Уже полгода она здесь. Полгода здесь, в кочевом таборе, а до этого были еще несколько лет в Москве, в цыганском хоре, где Мери плясала ничуть не хуже цыганок. Многие удивлялись – для чего ей это? Многие – даже гимназическая подруга Дина, красавица-цыганка, сероглазая примадонна хора.

«Ты же княжна, барышня, для чего тебе с нами в ресторане сидеть?»

«Мне нравится», – улыбалась Мери. И говорила чистую правду. Цыгане пожимали плечами, но не особенно удивлялись: русских певцов и певиц в цыганских хорах всегда бывало достаточно. Опытные хореводы даже утверждали, что эти гаджэ пели и плясали по-цыгански куда лучше самих цыган. По крайней мере, на «таборную цыганку Меришку» съезжалось ничуть не меньше гостей, чем двадцать лет назад – на ее мать, знаменитую Анну Снежную. И, может быть, Мери и пропела бы до старости в цыганском хоре, если б не грянувшая революция, отобравшая у нее и мать, и двоюродного брата, погибшего на Кубани. В конце девятнадцатого года княгиня и княжна Дадешкелиани покинули голодную Москву в крестьянской телеге. Они были намерены пробираться в Крым, куда еще не докатилась новая власть и куда устремлялись толпы беженцев со всего севера России.

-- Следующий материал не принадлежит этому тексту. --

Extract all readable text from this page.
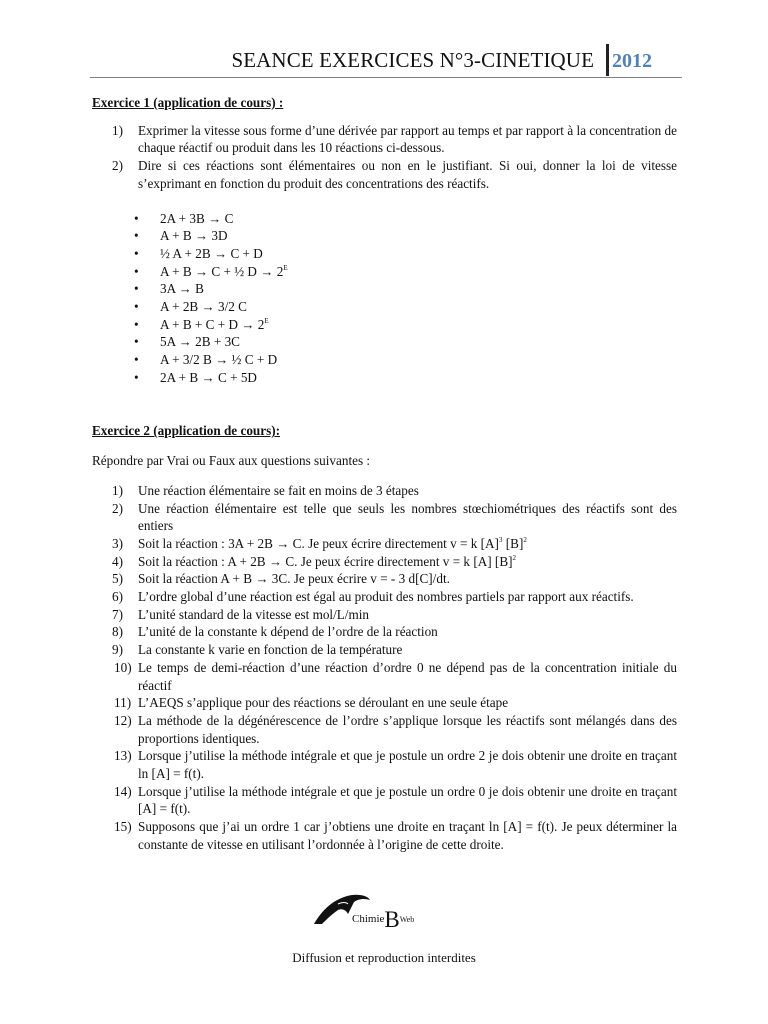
SEANCE EXERCICES N°3-CINETIQUE 2012

Exercice 1 (application de cours) :

1) Exprimer la vitesse sous forme d’une dérivée par rapport au temps et par rapport à la concentration de chaque réactif ou produit dans les 10 réactions ci-dessous.
2) Dire si ces réactions sont élémentaires ou non en le justifiant. Si oui, donner la loi de vitesse s’exprimant en fonction du produit des concentrations des réactifs.
• 2A + 3B → C
• A + B → 3D
• ½ A + 2B → C + D
• A + B → C + ½ $D \to 2^E$
• 3A → B
• A + 2B → 3/2 C
• $A + B + C + D \to 2^E$
• 5A → 2B + 3C
• A + 3/2 B → ½ C + D
• 2A + B → C + 5D

Exercice 2 (application de cours):

Répondre par Vrai ou Faux aux questions suivantes :

1) Une réaction élémentaire se fait en moins de 3 étapes
2) Une réaction élémentaire est telle que seuls les nombres stœchiométriques des réactifs sont des entiers
3) Soit la réaction : 3A + 2B → C. Je peux écrire directement v = k $[A]^3$ $[B]^2$
4) Soit la réaction : A + 2B → C. Je peux écrire directement v = k [A] $[B]^2$
5) Soit la réaction A + B → 3C. Je peux écrire v = - 3 d[C]/dt.
6) L’ordre global d’une réaction est égal au produit des nombres partiels par rapport aux réactifs.
7) L’unité standard de la vitesse est mol/L/min
8) L’unité de la constante k dépend de l’ordre de la réaction
9) La constante k varie en fonction de la température
10) Le temps de demi-réaction d’une réaction d’ordre 0 ne dépend pas de la concentration initiale du réactif
11) L’AEQS s’applique pour des réactions se déroulant en une seule étape
12) La méthode de la dégénérescence de l’ordre s’applique lorsque les réactifs sont mélangés dans des proportions identiques.
13) Lorsque j’utilise la méthode intégrale et que je postule un ordre 2 je dois obtenir une droite en traçant ln [A] = f(t).
14) Lorsque j’utilise la méthode intégrale et que je postule un ordre 0 je dois obtenir une droite en traçant [A] = f(t).
15) Supposons que j’ai un ordre 1 car j’obtiens une droite en traçant ln [A] = f(t). Je peux déterminer la constante de vitesse en utilisant l’ordonnée à l’origine de cette droite.
ChimieBWeb
Diffusion et reproduction interdites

Мери вздрогнула, перекрестилась. Передернула плечами, внезапно почувствовав озноб посреди теплой южной ночи. Когда, через сколько лет ей перестанет это сниться?.. Перестанет видеться во сне черная-черная, непроглядная ноябрьская ночь, пустое поле, телега с задранными оглоблями, в которой она очнулась – одна… Рядом не было ни матери, ни мужика, который их вез, ни даже лошадей… никого. До утра Мери бегала по темному полю, спотыкаясь о невидимые бугры, проваливаясь в ямы, и кричала, звала, плакала… Никто не отзывался в ответ. Уже под утро со стороны незнакомого города раздались глухие звуки выстрелов, напугавшие Мери так, что она опрометью кинулась обратно к телеге, зарылась в сено и сидела там до первых лучей солнца. Когда рассвело, девушка обнаружила следы копыт лошадей, удаляющиеся по дороге к городу. В непросохшей осенней грязи видны были и следы знакомых ботинок матери. Сообразив, что, скорее всего, и мать, и хозяина повозки увел обнаруживший их ночью красный разъезд, Мери помчалась по дороге к городу.

Она провела в Серпухове несколько дней, но так и не смогла ничего узнать о судьбе матери. Страшную мысль о том, что она, скорее всего, убита, подтвердили и жители, шепотом рассказавшие маленькой княжне о регулярных расстрелах «контры» в балке. Идти Мери было некуда. Денег не было, еды тоже. Она сама не помнила, как мутным, снежным днем оказалась на вокзале, как лишилась чувств от голода. Там, под платформой, ее и нашли цыгане. И привели в табор, стоящий на окраине. И первой, кого увидела среди палаток Мери, оказалась ее московская подруга Дина. Вся ее семья бежала из столицы после того, как в доме на Живодерке были застрелены отец Дины, красный комиссар и трое красноармейцев.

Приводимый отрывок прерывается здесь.